Пугачев не ответил ему и, глядя в глаза Шигаеву, сказал:
— Не лучше ли нам убраться на Яик, на реку, ведь там близко Гурьев-городок, он весьма крепок, и хлеба там много оставлено…
— А что ж, — ответил Шигаев. — Речи ваши ладные, батюшка Петр Федорыч. Через Сорочинскую крепость можно на Яик-то пройти. Только вот путик-то неведом нам.
Послали за Хлопушей. Пугачев спросил его:
— Ты шатался много по степям, так не ведома ли тебе дорога Общим Сыртом, чтобы на Яик пробраться нам?
— Нет, не доводилось, — с неприязнью в голосе ответил Хлопуша, задетый за живое тем, что его раньше не позвали на совещание: ведь он, как-никак, полковник!
— Ваше величество, — поднялся Падуров. — У меня имеется хутор на Общем Сырту. Вчерась оттуда прибыл казак Репин, он сказывал, что дорога там есть. Вот его и заставим вожатым быть.
Решено было: всем полковникам готовить свои полки к походу. Брать в поход только доброконных, а остальные и все пешие идут, кто куда хочет.

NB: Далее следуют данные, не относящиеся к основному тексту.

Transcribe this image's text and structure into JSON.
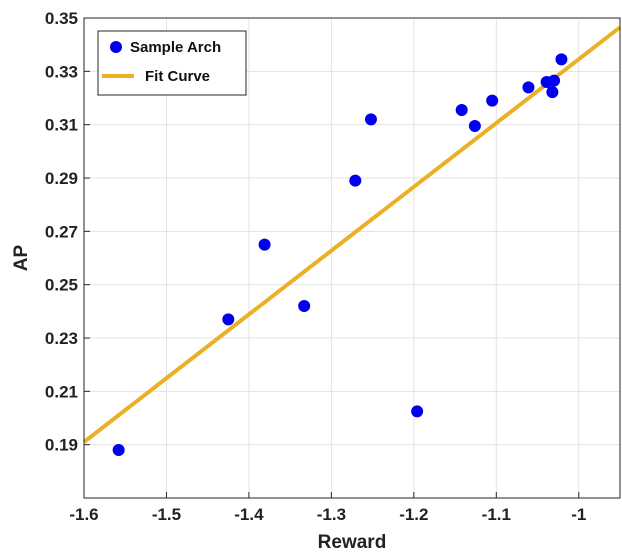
{
  "chart_data": {
    "type": "scatter",
    "title": "",
    "xlabel": "Reward",
    "ylabel": "AP",
    "xlim": [
      -1.6,
      -0.95
    ],
    "ylim": [
      0.17,
      0.35
    ],
    "x_ticks": [
      -1.6,
      -1.5,
      -1.4,
      -1.3,
      -1.2,
      -1.1,
      -1.0
    ],
    "x_tick_labels": [
      "-1.6",
      "-1.5",
      "-1.4",
      "-1.3",
      "-1.2",
      "-1.1",
      "-1"
    ],
    "y_ticks": [
      0.19,
      0.21,
      0.23,
      0.25,
      0.27,
      0.29,
      0.31,
      0.33,
      0.35
    ],
    "y_tick_labels": [
      "0.19",
      "0.21",
      "0.23",
      "0.25",
      "0.27",
      "0.29",
      "0.31",
      "0.33",
      "0.35"
    ],
    "grid": true,
    "legend_position": "top-left",
    "series": [
      {
        "name": "Sample Arch",
        "kind": "scatter",
        "color": "#0000ee",
        "points": [
          {
            "x": -1.558,
            "y": 0.188
          },
          {
            "x": -1.425,
            "y": 0.237
          },
          {
            "x": -1.381,
            "y": 0.265
          },
          {
            "x": -1.333,
            "y": 0.242
          },
          {
            "x": -1.271,
            "y": 0.289
          },
          {
            "x": -1.252,
            "y": 0.312
          },
          {
            "x": -1.196,
            "y": 0.2025
          },
          {
            "x": -1.142,
            "y": 0.3155
          },
          {
            "x": -1.126,
            "y": 0.3095
          },
          {
            "x": -1.105,
            "y": 0.319
          },
          {
            "x": -1.061,
            "y": 0.324
          },
          {
            "x": -1.039,
            "y": 0.326
          },
          {
            "x": -1.032,
            "y": 0.3222
          },
          {
            "x": -1.03,
            "y": 0.3265
          },
          {
            "x": -1.021,
            "y": 0.3345
          }
        ]
      },
      {
        "name": "Fit Curve",
        "kind": "line",
        "color": "#eab127",
        "points": [
          {
            "x": -1.6,
            "y": 0.191
          },
          {
            "x": -0.95,
            "y": 0.3465
          }
        ]
      }
    ]
  }
}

— Ты, Максим Григорьич, — приказал Пугачев полковнику Шигаеву, — вино и все деньги раздай людям по усмотрению. В казне свыше четырех тысяч, да, кажись, больше медяками все — куда их нам, их на десять возов не уложишь… А ты, Тимофей Иваныч, — обратился он к Падурову, — расставь скорей в сторону Оренбурга на особицу караулы из самых верных людей, чтоб не пропускать туда ни единого беглеца, а кто вознамерится бежать, того колоть.
После несчастной битвы под Татищевой в душе Падурова произошло мучительное раздвоение. Всем существом своим он чувствовал, что судьба его навсегда связана с судьбой обожаемого им Емельяна Пугачева. Но он уже не рад был этому странному, овладевшему им чувству. И, как-никак, у него в Оренбурге жена и сын… А главное, он предвидел все усиливающийся напор правительственных войск на слабую во многих отношениях мятежную армию, и ему подчас думалось, что Пугачеву гулять не долго. Так не лучше ли загодя бросить его, отрясти прах от ног своих, посыпать голову пеплом?
«Нет, не могу! Ну, разрази меня гром небесный, не могу!.. Офицер Горбатов сам пришел к „батюшке“, я тоже передался без принуждения… Так можно ли бросать человека в такое время, можно ли изменить свой клятве? Не по-казацки это, не по-честному!» И Падуров твердо решил остаться при Пугачеве до конца. И как только решил он это, как только прекратились его колебания, на душе у него стало, как никогда раньше, светло и спокойно, точно довелось ему выиграть сражение, затемнившее тяжкую неудачу под Татищевой.
Впоследствии, в секретной комиссии, он дал любопытные показания. Вот его подлинные слова:
«…помышлял было от него отстать. Но сего исполнить — не знаю, по какой причине — не в состоянии был, ибо не знаю, как будто что удерживало меня и наводило страх отстать от него. Словом сказать, привязан я был к нему так, как бы невидимою силою или, просто сказать, волшебством. Но отчего сие со мною последовало, я не знаю».
В этих своих показаниях Падуров, без сомнения, несколько кривил душой. Он великолепно знал, что «волшебство», привязавшее его к Емельяну Пугачеву, есть высокое чувство его преклонения перед личностью вождя, принявшего на свои плечи непомерный груз быть защитником угнетенных. Да здравствует вовеки Емельян Иваныч.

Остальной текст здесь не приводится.